Question

Say I post the following WSASend call (Windows I/O completion ports without callback functions):

void send_data()
{
    WSABUF wsaBuff[2];
    wsaBuff[0].len = 20;
    wsaBuff[1].len = 25;
    WSASend(sock, &wsaBuff[0], 2, ......);
}

When I get the "write_done" notification from the completion port, is it possible that wsaBuff[1] will be sent completely (25 bytes) yet wsaBuff[0] will be only partially sent (say 7 bytes)?

Was it helpful?

Solution

As WSASend is the preferred way of doing overlapped socket IO, it would not make any sense if it completed while incomplete - the completion notification/routine/event is the only way for the application to cleanup/recycle the used structures.

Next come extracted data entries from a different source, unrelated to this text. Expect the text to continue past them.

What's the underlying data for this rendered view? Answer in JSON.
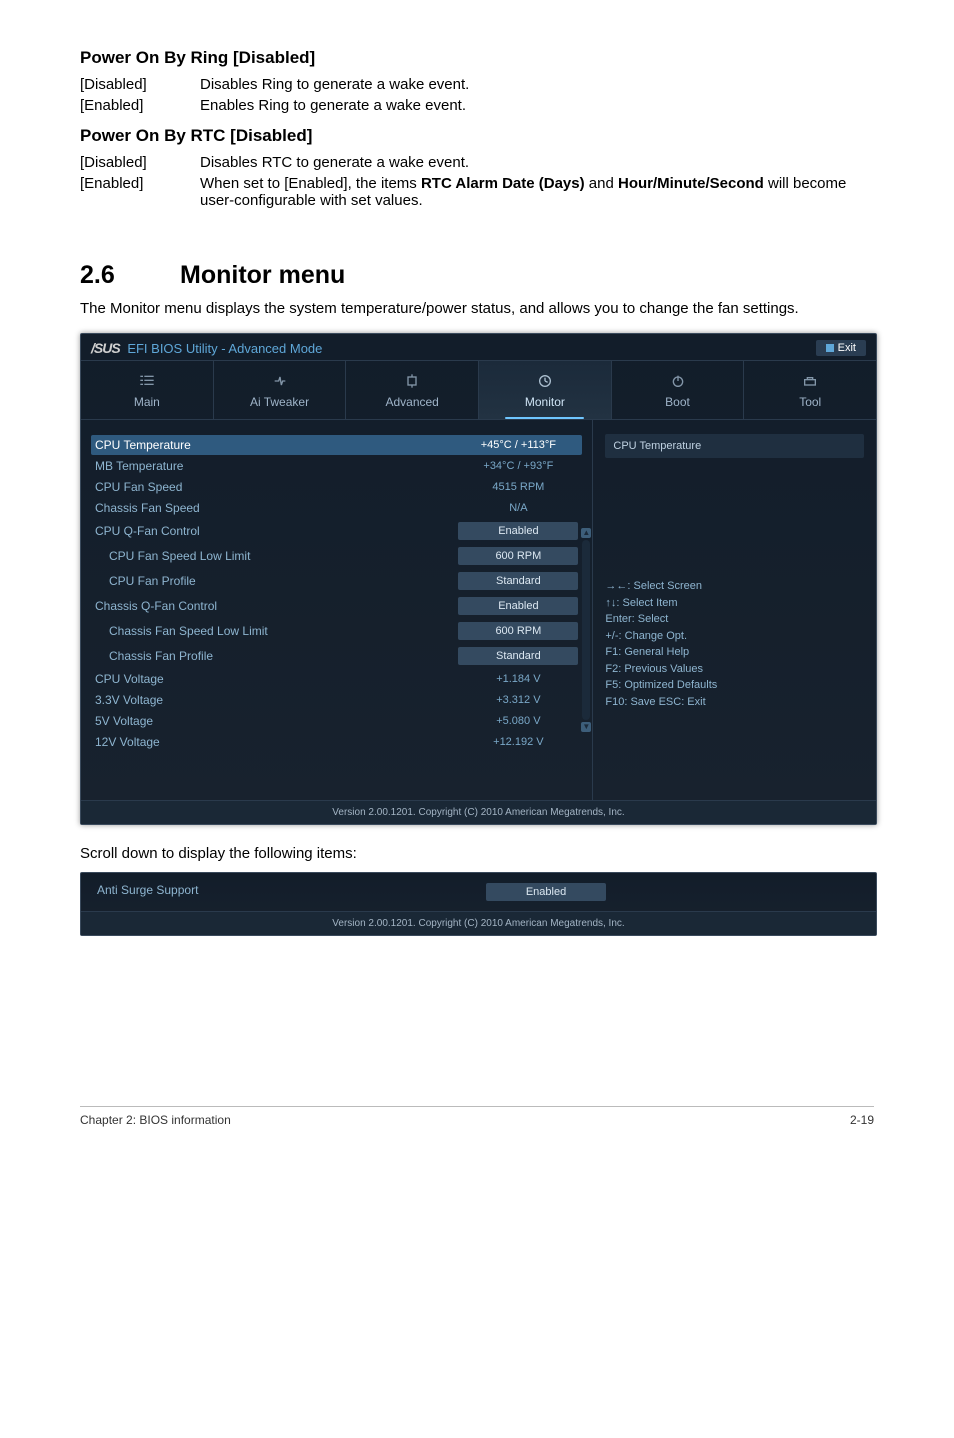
{
  "doc": {
    "powerRing": {
      "title": "Power On By Ring [Disabled]",
      "disabledKey": "[Disabled]",
      "disabledDesc": "Disables Ring to generate a wake event.",
      "enabledKey": "[Enabled]",
      "enabledDesc": "Enables Ring to generate a wake event."
    },
    "powerRtc": {
      "title": "Power On By RTC [Disabled]",
      "disabledKey": "[Disabled]",
      "disabledDesc": "Disables RTC to generate a wake event.",
      "enabledKey": "[Enabled]",
      "enabledDescPrefix": "When set to [Enabled], the items ",
      "enabledBold1": "RTC Alarm Date (Days)",
      "enabledMid": " and ",
      "enabledBold2": "Hour/Minute/Second",
      "enabledDescSuffix": " will become user-configurable with set values."
    },
    "sectionNum": "2.6",
    "sectionTitle": "Monitor menu",
    "sectionDesc": "The Monitor menu displays the system temperature/power status, and allows you to change the fan settings.",
    "scrollNote": "Scroll down to display the following items:"
  },
  "bios": {
    "brand": "/SUS",
    "title": "EFI BIOS Utility - Advanced Mode",
    "exit": "Exit",
    "tabs": {
      "main": "Main",
      "ai": "Ai  Tweaker",
      "advanced": "Advanced",
      "monitor": "Monitor",
      "boot": "Boot",
      "tool": "Tool"
    },
    "rows": {
      "cpuTemp": {
        "label": "CPU Temperature",
        "value": "+45°C / +113°F"
      },
      "mbTemp": {
        "label": "MB Temperature",
        "value": "+34°C / +93°F"
      },
      "cpuFan": {
        "label": "CPU Fan Speed",
        "value": "4515 RPM"
      },
      "chassisFan": {
        "label": "Chassis Fan Speed",
        "value": "N/A"
      },
      "cpuQFan": {
        "label": "CPU Q-Fan Control",
        "value": "Enabled"
      },
      "cpuFanLow": {
        "label": "CPU Fan Speed Low Limit",
        "value": "600 RPM"
      },
      "cpuFanProfile": {
        "label": "CPU Fan Profile",
        "value": "Standard"
      },
      "chassisQFan": {
        "label": "Chassis Q-Fan Control",
        "value": "Enabled"
      },
      "chassisFanLow": {
        "label": "Chassis Fan Speed Low Limit",
        "value": "600 RPM"
      },
      "chassisFanProfile": {
        "label": "Chassis Fan Profile",
        "value": "Standard"
      },
      "cpuV": {
        "label": "CPU Voltage",
        "value": "+1.184 V"
      },
      "v33": {
        "label": "3.3V Voltage",
        "value": "+3.312 V"
      },
      "v5": {
        "label": "5V Voltage",
        "value": "+5.080 V"
      },
      "v12": {
        "label": "12V Voltage",
        "value": "+12.192 V"
      }
    },
    "help": {
      "title": "CPU Temperature",
      "k1": "→←:  Select Screen",
      "k2": "↑↓:  Select Item",
      "k3": "Enter:  Select",
      "k4": "+/-:  Change Opt.",
      "k5": "F1:  General Help",
      "k6": "F2:  Previous Values",
      "k7": "F5:  Optimized Defaults",
      "k8": "F10:  Save    ESC:  Exit"
    },
    "footer": "Version  2.00.1201.   Copyright  (C)  2010  American  Megatrends,  Inc."
  },
  "biosMini": {
    "label": "Anti Surge Support",
    "value": "Enabled",
    "footer": "Version  2.00.1201.   Copyright  (C)  2010  American  Megatrends,  Inc."
  },
  "pageFooter": {
    "left": "Chapter 2: BIOS information",
    "right": "2-19"
  }
}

Also: NO, it's not possible, a single WSASend call is still a single IO call, regardless of the buffers used.

OTHER TIPS

As I've said before, in a reply to one of your other very similar questions, the only time this is likely to fail is in low resource situations (non-paged pool or locked pages limit issues most likely) where you might get a partial completion and an error return of ENOBUFS. And again, as I've said before, in 10 years of IOCP development work I've never seen this as a problem in production, only in situations where we have been stress testing a system to death (quite literally sometimes as non-paged pool exhaustion can sometimes cause badly behaved drivers to blue screen the box).

I would suggest that you simply add some code to log the failure, close the socket and that's it, you've dealt with the possibility of the failure and can move on. I'd be surprised if your failure handling code is ever executed. But you can be confident that you'll know if it is and once you can reproduce the issue you can spend more time thinking about if you really need to handle it any better.